Jean-Philippe Rameau (1683-1724)
Quam Dilecta, psaume 83
In Convertendo, psaume 125 

Jean- Joseph Cassanéa de Mondonville (1711-1771)
De Profundis

Stéphanie Révidat, Sarah Szlakmann: dessus ;
Vincent Lièvre Picard : haute-contre ;
Alain Chilemme : taille;
Alain Buet, basse. 

Choeur du Capitole, Alfonso Caiani, direction.
Les Passions – Orchestre Baroque de Montauban. Direction : Jean-Marc Andrieu.   

20 février 2013, Toulouse, Théâtre du Capitole.[clear]

Le langage du théâtre musical à été importé à la Chapelle Royale de Louis XIV et Louis XV par les plus grands compositeurs, après les exemples de Michel Delalande. Les Grands Motets sont des pièces d’apparat et de faste. Le programme proposé par Jean-Marc Andrieu permet de goûter les saveurs riches et variées du dernier maître de la tragédie lyrique. Si Rameau n’ a composé que trois grands motets ils sont de grande valeur. Le premier interprété ce soir, Quam Dilecta, illustre les souvenirs et regrets de David qui ne verra plus le Tabernacle mais qui se réjouit de retrouver son Dieu. La musique est raffinée et les chœurs, les solistes et l’orchestre font preuve d’une belle virtuosité dans les moments de grandeur comme de plaisir bucolique. Il a fallu un peu de temps aux instrumentistes des Passions pour trouver leur équilibre, puis les très belles couleurs d’orchestre de Rameau ont vite enchanté le public.

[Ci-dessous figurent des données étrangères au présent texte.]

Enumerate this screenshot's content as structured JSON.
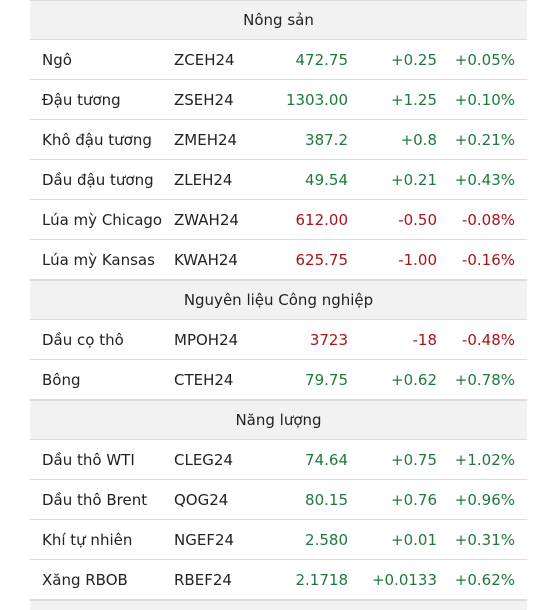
{
  "sections": [
    {
      "title": "Nông sản",
      "rows": [
        {
          "name": "Ngô",
          "symbol": "ZCEH24",
          "last": "472.75",
          "change": "+0.25",
          "pct": "+0.05%",
          "dir": "up"
        },
        {
          "name": "Đậu tương",
          "symbol": "ZSEH24",
          "last": "1303.00",
          "change": "+1.25",
          "pct": "+0.10%",
          "dir": "up"
        },
        {
          "name": "Khô đậu tương",
          "symbol": "ZMEH24",
          "last": "387.2",
          "change": "+0.8",
          "pct": "+0.21%",
          "dir": "up"
        },
        {
          "name": "Dầu đậu tương",
          "symbol": "ZLEH24",
          "last": "49.54",
          "change": "+0.21",
          "pct": "+0.43%",
          "dir": "up"
        },
        {
          "name": "Lúa mỳ Chicago",
          "symbol": "ZWAH24",
          "last": "612.00",
          "change": "-0.50",
          "pct": "-0.08%",
          "dir": "down"
        },
        {
          "name": "Lúa mỳ Kansas",
          "symbol": "KWAH24",
          "last": "625.75",
          "change": "-1.00",
          "pct": "-0.16%",
          "dir": "down"
        }
      ]
    },
    {
      "title": "Nguyên liệu Công nghiệp",
      "rows": [
        {
          "name": "Dầu cọ thô",
          "symbol": "MPOH24",
          "last": "3723",
          "change": "-18",
          "pct": "-0.48%",
          "dir": "down"
        },
        {
          "name": "Bông",
          "symbol": "CTEH24",
          "last": "79.75",
          "change": "+0.62",
          "pct": "+0.78%",
          "dir": "up"
        }
      ]
    },
    {
      "title": "Năng lượng",
      "rows": [
        {
          "name": "Dầu thô WTI",
          "symbol": "CLEG24",
          "last": "74.64",
          "change": "+0.75",
          "pct": "+1.02%",
          "dir": "up"
        },
        {
          "name": "Dầu thô Brent",
          "symbol": "QOG24",
          "last": "80.15",
          "change": "+0.76",
          "pct": "+0.96%",
          "dir": "up"
        },
        {
          "name": "Khí tự nhiên",
          "symbol": "NGEF24",
          "last": "2.580",
          "change": "+0.01",
          "pct": "+0.31%",
          "dir": "up"
        },
        {
          "name": "Xăng RBOB",
          "symbol": "RBEF24",
          "last": "2.1718",
          "change": "+0.0133",
          "pct": "+0.62%",
          "dir": "up"
        }
      ]
    }
  ],
  "colors": {
    "up": "#1e7a3c",
    "down": "#a8141b",
    "header_bg": "#f2f2f2",
    "border": "#dcdcdc"
  }
}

Le De Profundis de Mondonville s’ouvre sur un chœur monumental, qui est pour beaucoup dans la célébrité de l’œuvre tout au long du XVIII ème siècle. Même si toute la partition n’atteint pas cette qualité, avec une orchestration plus modeste que celle de Rameau, elle maintient l’attention de l’auditeur.

Ce programme sans entracte a été savamment construit, il a culminé avec le splendide In Convertendo, chef d’œuvre d’équilibre grandiose de Rameau. C’est avant tout la complexité du chœur final qui frappe les esprits et touche les cœurs par une science de l’écriture d’une grande virtuosité qui n’a rien à envier aux splendeurs chorales d’outre-Rhin ou transalpines.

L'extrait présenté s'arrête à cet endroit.